In vielen Ländern sind rechtsnationalistische Parteien im Aufwind, in Deutschland die AfD. Wie verändert das die Aufgaben einer Partei links der Mitte? Wie kann sie in die Offensive kommen?
Sie muss zurückkehren zu einer Klassenpolitik, mit dem Kernthema Sozialpolitik und Frieden. Programmatisch müssten vier Kernpunkte vertreten werden:
Erstens braucht es eine Politik der wirtschaftlichen Vernunft. Das heißt auch ein Ende der wirkungslosen Wirtschaftssanktionen gegen Russland und der immer krasseren Sanktionsmanie, die die Wirtschaft in Deutschland durch massiv gestiegene Energiepreise in eine existentielle Krise stürzt.
Zweitens soziale Gerechtigkeit.
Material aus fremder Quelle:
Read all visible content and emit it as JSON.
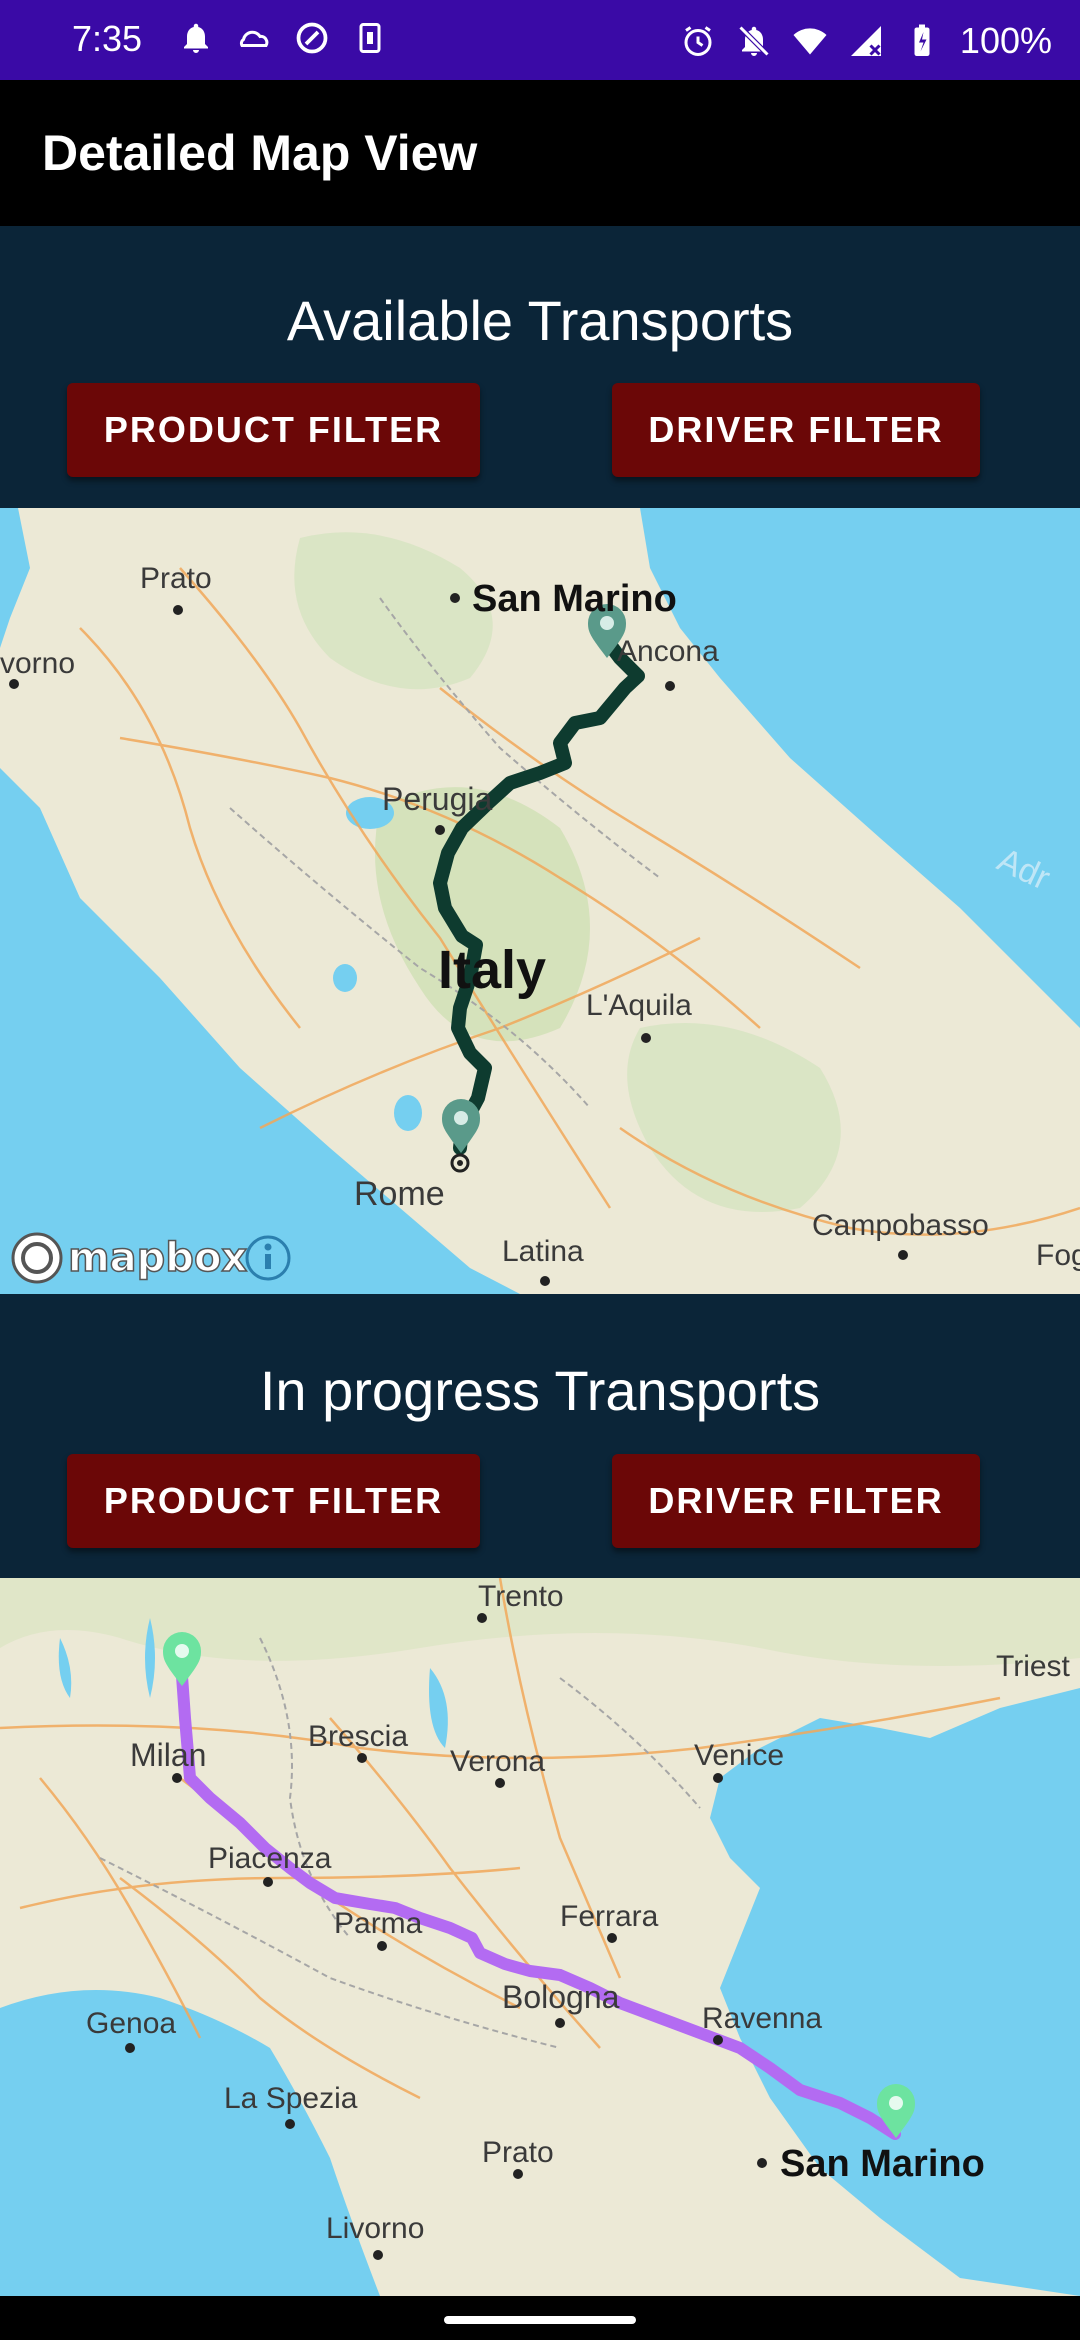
{
  "status_bar": {
    "time": "7:35",
    "battery": "100%",
    "left_icons": [
      "bell-icon",
      "cloud-icon",
      "sync-icon",
      "sim-icon"
    ],
    "right_icons": [
      "alarm-icon",
      "mute-icon",
      "wifi-icon",
      "signal-icon",
      "battery-icon"
    ]
  },
  "app_bar": {
    "title": "Detailed Map View"
  },
  "available": {
    "title": "Available Transports",
    "product_filter": "PRODUCT FILTER",
    "driver_filter": "DRIVER FILTER",
    "map": {
      "labels": {
        "prato": "Prato",
        "san_marino": "San Marino",
        "ancona": "Ancona",
        "livorno": "vorno",
        "perugia": "Perugia",
        "italy": "Italy",
        "laquila": "L'Aquila",
        "rome": "Rome",
        "latina": "Latina",
        "campobasso": "Campobasso",
        "foggia": "Fog",
        "adriatic": "Adr"
      },
      "attribution": "mapbox",
      "route_color": "#0e3b2f"
    }
  },
  "in_progress": {
    "title": "In progress Transports",
    "product_filter": "PRODUCT FILTER",
    "driver_filter": "DRIVER FILTER",
    "map": {
      "labels": {
        "trento": "Trento",
        "trieste": "Triest",
        "milan": "Milan",
        "brescia": "Brescia",
        "verona": "Verona",
        "venice": "Venice",
        "piacenza": "Piacenza",
        "parma": "Parma",
        "ferrara": "Ferrara",
        "bologna": "Bologna",
        "genoa": "Genoa",
        "ravenna": "Ravenna",
        "la_spezia": "La Spezia",
        "prato": "Prato",
        "san_marino": "San Marino",
        "livorno": "Livorno"
      },
      "route_color": "#b36bf2"
    }
  },
  "colors": {
    "status_bar": "#3a0aa6",
    "section_bg": "#0b2538",
    "button": "#6b0707",
    "land": "#ece9d6",
    "sea": "#75cff0"
  }
}
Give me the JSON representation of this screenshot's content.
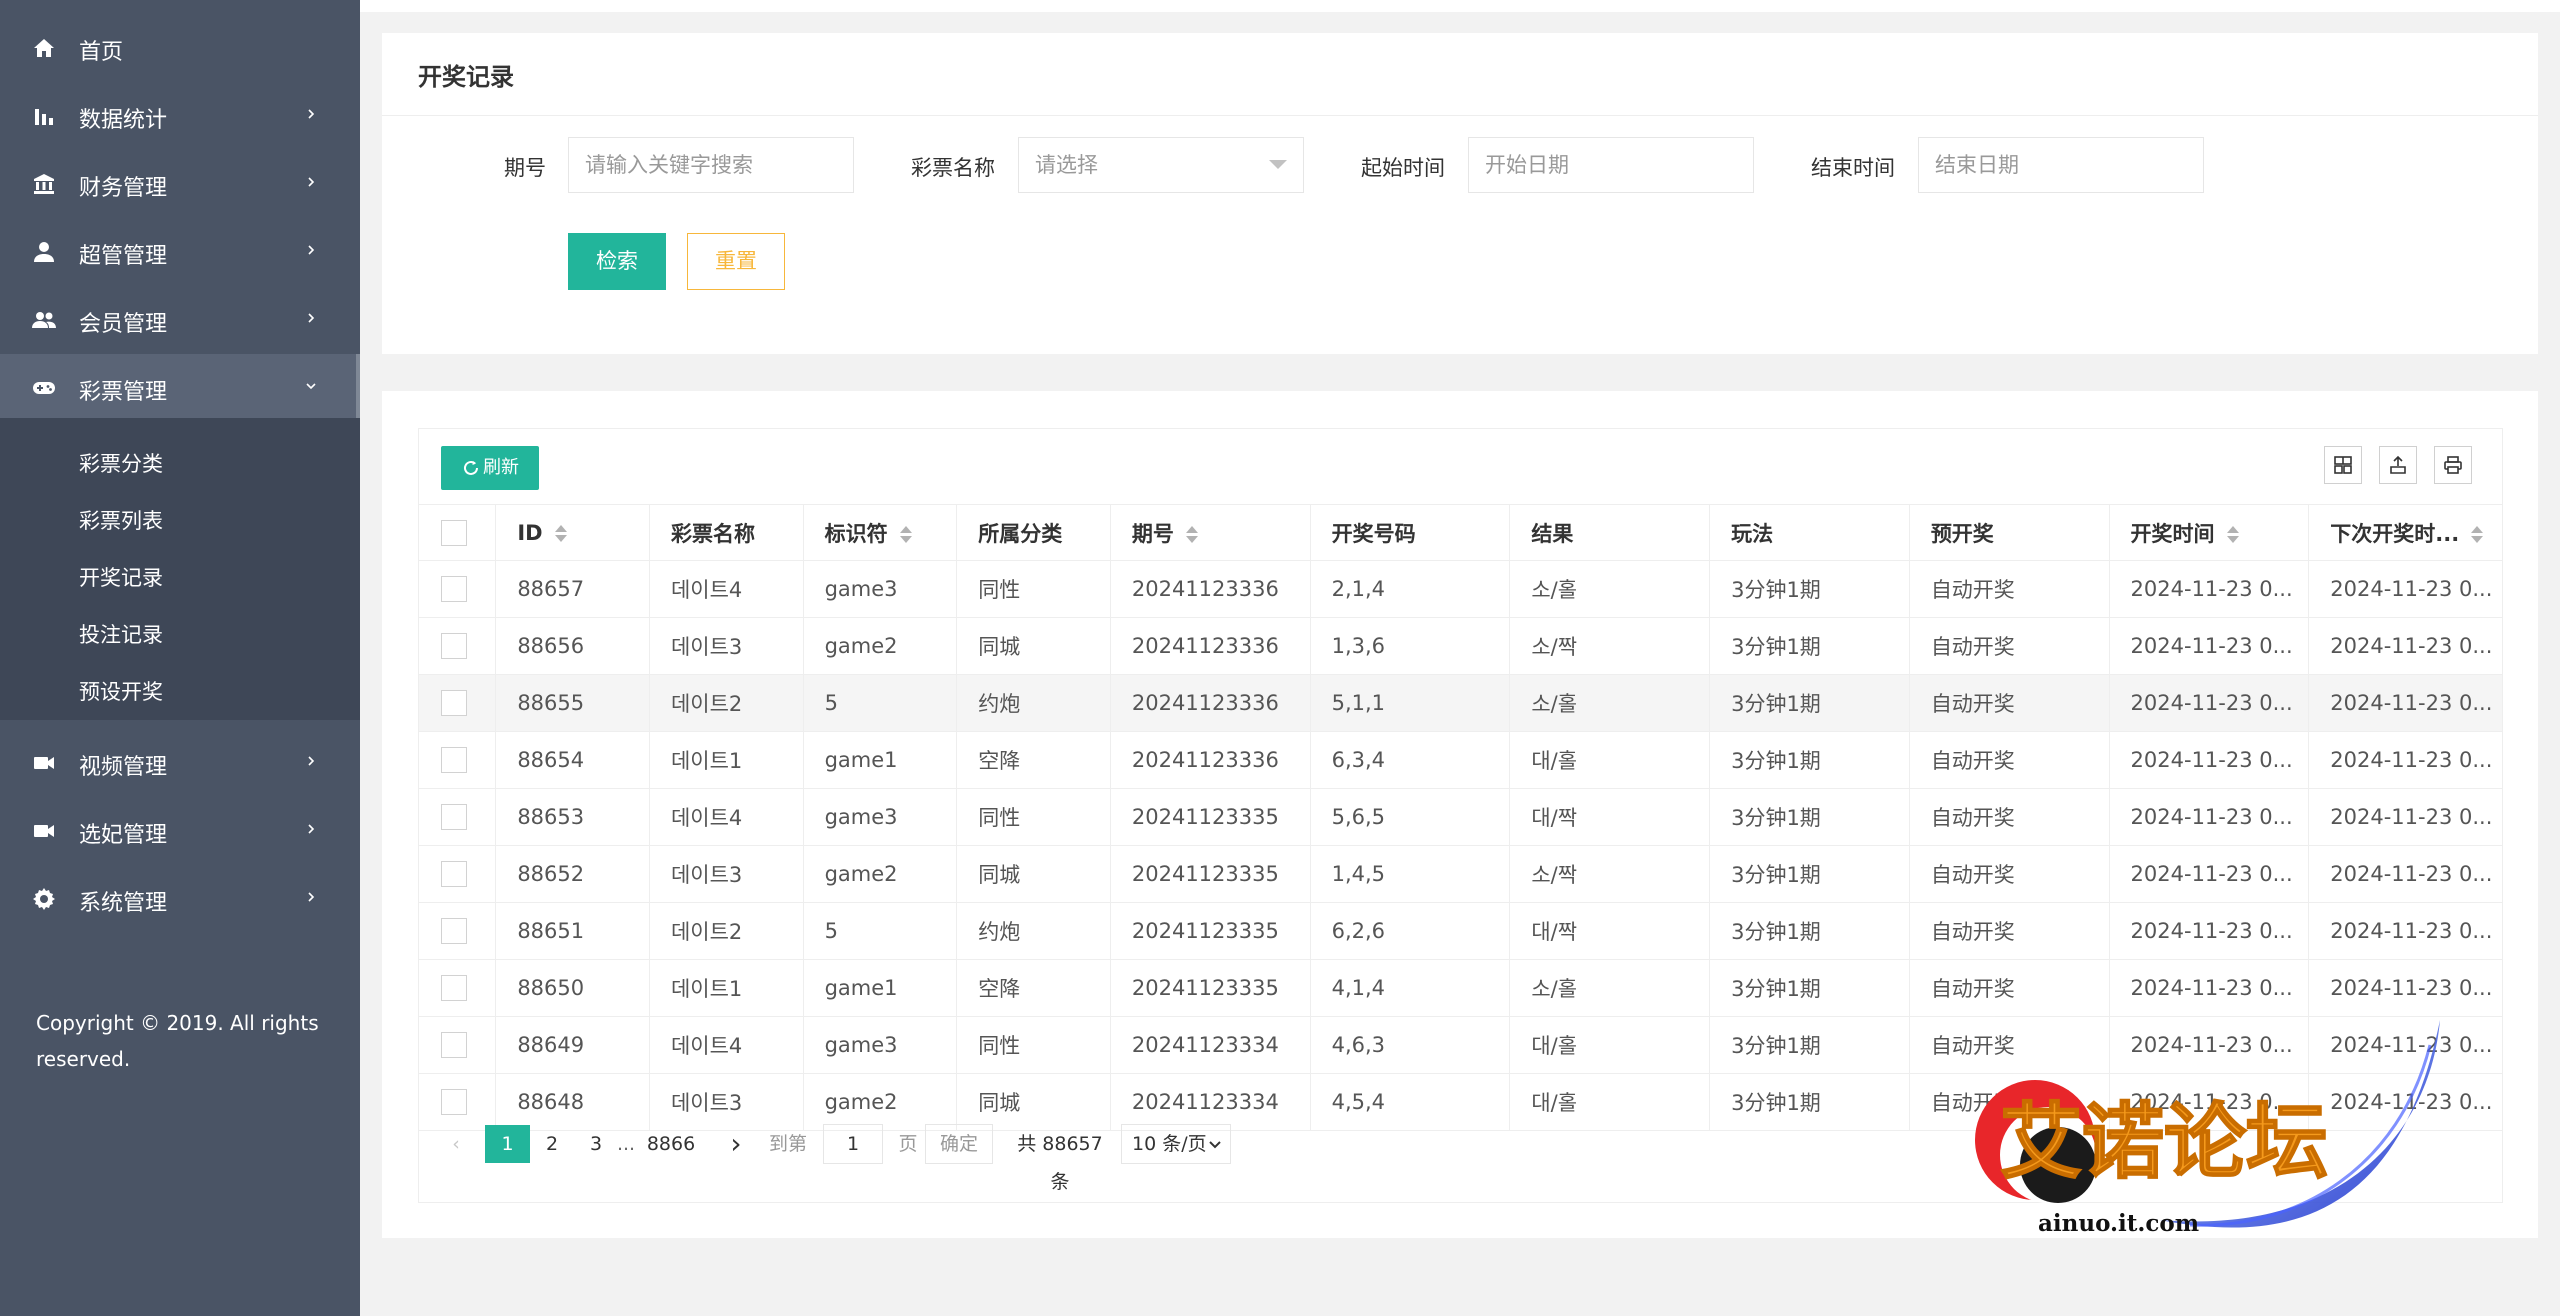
{
  "sidebar": {
    "items": [
      {
        "label": "首页",
        "icon": "home-icon",
        "arrow": false
      },
      {
        "label": "数据统计",
        "icon": "bar-chart-icon",
        "arrow": true
      },
      {
        "label": "财务管理",
        "icon": "bank-icon",
        "arrow": true
      },
      {
        "label": "超管管理",
        "icon": "user-icon",
        "arrow": true
      },
      {
        "label": "会员管理",
        "icon": "users-icon",
        "arrow": true
      },
      {
        "label": "彩票管理",
        "icon": "gamepad-icon",
        "arrow": true,
        "expanded": true
      },
      {
        "label": "视频管理",
        "icon": "video-icon",
        "arrow": true
      },
      {
        "label": "选妃管理",
        "icon": "video-icon",
        "arrow": true
      },
      {
        "label": "系统管理",
        "icon": "gear-icon",
        "arrow": true
      }
    ],
    "submenu": [
      "彩票分类",
      "彩票列表",
      "开奖记录",
      "投注记录",
      "预设开奖"
    ],
    "copyright_line1": "Copyright © 2019. All rights",
    "copyright_line2": "reserved."
  },
  "search": {
    "title": "开奖记录",
    "issue_label": "期号",
    "issue_placeholder": "请输入关键字搜索",
    "lottery_label": "彩票名称",
    "lottery_placeholder": "请选择",
    "start_label": "起始时间",
    "start_placeholder": "开始日期",
    "end_label": "结束时间",
    "end_placeholder": "结束日期",
    "search_button": "检索",
    "reset_button": "重置"
  },
  "table": {
    "refresh_label": "刷新",
    "tools": [
      "columns-icon",
      "export-icon",
      "print-icon"
    ],
    "columns": [
      "ID",
      "彩票名称",
      "标识符",
      "所属分类",
      "期号",
      "开奖号码",
      "结果",
      "玩法",
      "预开奖",
      "开奖时间",
      "下次开奖时..."
    ],
    "rows": [
      [
        "88657",
        "데이트4",
        "game3",
        "同性",
        "20241123336",
        "2,1,4",
        "소/홀",
        "3分钟1期",
        "自动开奖",
        "2024-11-23 0...",
        "2024-11-23 0..."
      ],
      [
        "88656",
        "데이트3",
        "game2",
        "同城",
        "20241123336",
        "1,3,6",
        "소/짝",
        "3分钟1期",
        "自动开奖",
        "2024-11-23 0...",
        "2024-11-23 0..."
      ],
      [
        "88655",
        "데이트2",
        "5",
        "约炮",
        "20241123336",
        "5,1,1",
        "소/홀",
        "3分钟1期",
        "自动开奖",
        "2024-11-23 0...",
        "2024-11-23 0..."
      ],
      [
        "88654",
        "데이트1",
        "game1",
        "空降",
        "20241123336",
        "6,3,4",
        "대/홀",
        "3分钟1期",
        "自动开奖",
        "2024-11-23 0...",
        "2024-11-23 0..."
      ],
      [
        "88653",
        "데이트4",
        "game3",
        "同性",
        "20241123335",
        "5,6,5",
        "대/짝",
        "3分钟1期",
        "自动开奖",
        "2024-11-23 0...",
        "2024-11-23 0..."
      ],
      [
        "88652",
        "데이트3",
        "game2",
        "同城",
        "20241123335",
        "1,4,5",
        "소/짝",
        "3分钟1期",
        "自动开奖",
        "2024-11-23 0...",
        "2024-11-23 0..."
      ],
      [
        "88651",
        "데이트2",
        "5",
        "约炮",
        "20241123335",
        "6,2,6",
        "대/짝",
        "3分钟1期",
        "自动开奖",
        "2024-11-23 0...",
        "2024-11-23 0..."
      ],
      [
        "88650",
        "데이트1",
        "game1",
        "空降",
        "20241123335",
        "4,1,4",
        "소/홀",
        "3分钟1期",
        "自动开奖",
        "2024-11-23 0...",
        "2024-11-23 0..."
      ],
      [
        "88649",
        "데이트4",
        "game3",
        "同性",
        "20241123334",
        "4,6,3",
        "대/홀",
        "3分钟1期",
        "自动开奖",
        "2024-11-23 0...",
        "2024-11-23 0..."
      ],
      [
        "88648",
        "데이트3",
        "game2",
        "同城",
        "20241123334",
        "4,5,4",
        "대/홀",
        "3分钟1期",
        "自动开奖",
        "2024-11-23 0...",
        "2024-11-23 0..."
      ]
    ]
  },
  "pager": {
    "pages": [
      "1",
      "2",
      "3",
      "...",
      "8866"
    ],
    "goto_label": "到第",
    "goto_value": "1",
    "page_unit": "页",
    "confirm_label": "确定",
    "total_text": "共 88657 条",
    "page_size": "10 条/页"
  },
  "watermark": {
    "title": "艾诺论坛",
    "url": "ainuo.it.com"
  },
  "colors": {
    "sidebar_bg": "#4a5465",
    "accent": "#22b59b",
    "reset": "#f7b73b"
  }
}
Der Bundeshaushalt sieht etwa 85 Milliarden für Aufrüstung vor, während überall sonst – im sozialen Bereich, bei der Bildung, bis hin zu zivilen Instrumenten der Außenpolitik – gekürzt wird.
Drittens diplomatische Initiativen für Friedensverhandlungen, so wie sie ein Großteil der Welt außerhalb der NATO-Staaten fordert.
Viertens Meinungsfreiheit: Gegen die Verengung der öffentlichen Debatte, etwa in der Außen- oder Gesundheitspolitik, wie z.B. im Zusammenhang mit der mangelnden Aufarbeitung der Corona-Politik.
Laut Umfragen können sich 20 Prozent der Bevölkerung vorstellen, einer solchen Partei ihre Stimme zu geben. Sie hätte also gute Chancen, mit Erfolg bei den Europawahlen im Sommer nächstes Jahr anzutreten.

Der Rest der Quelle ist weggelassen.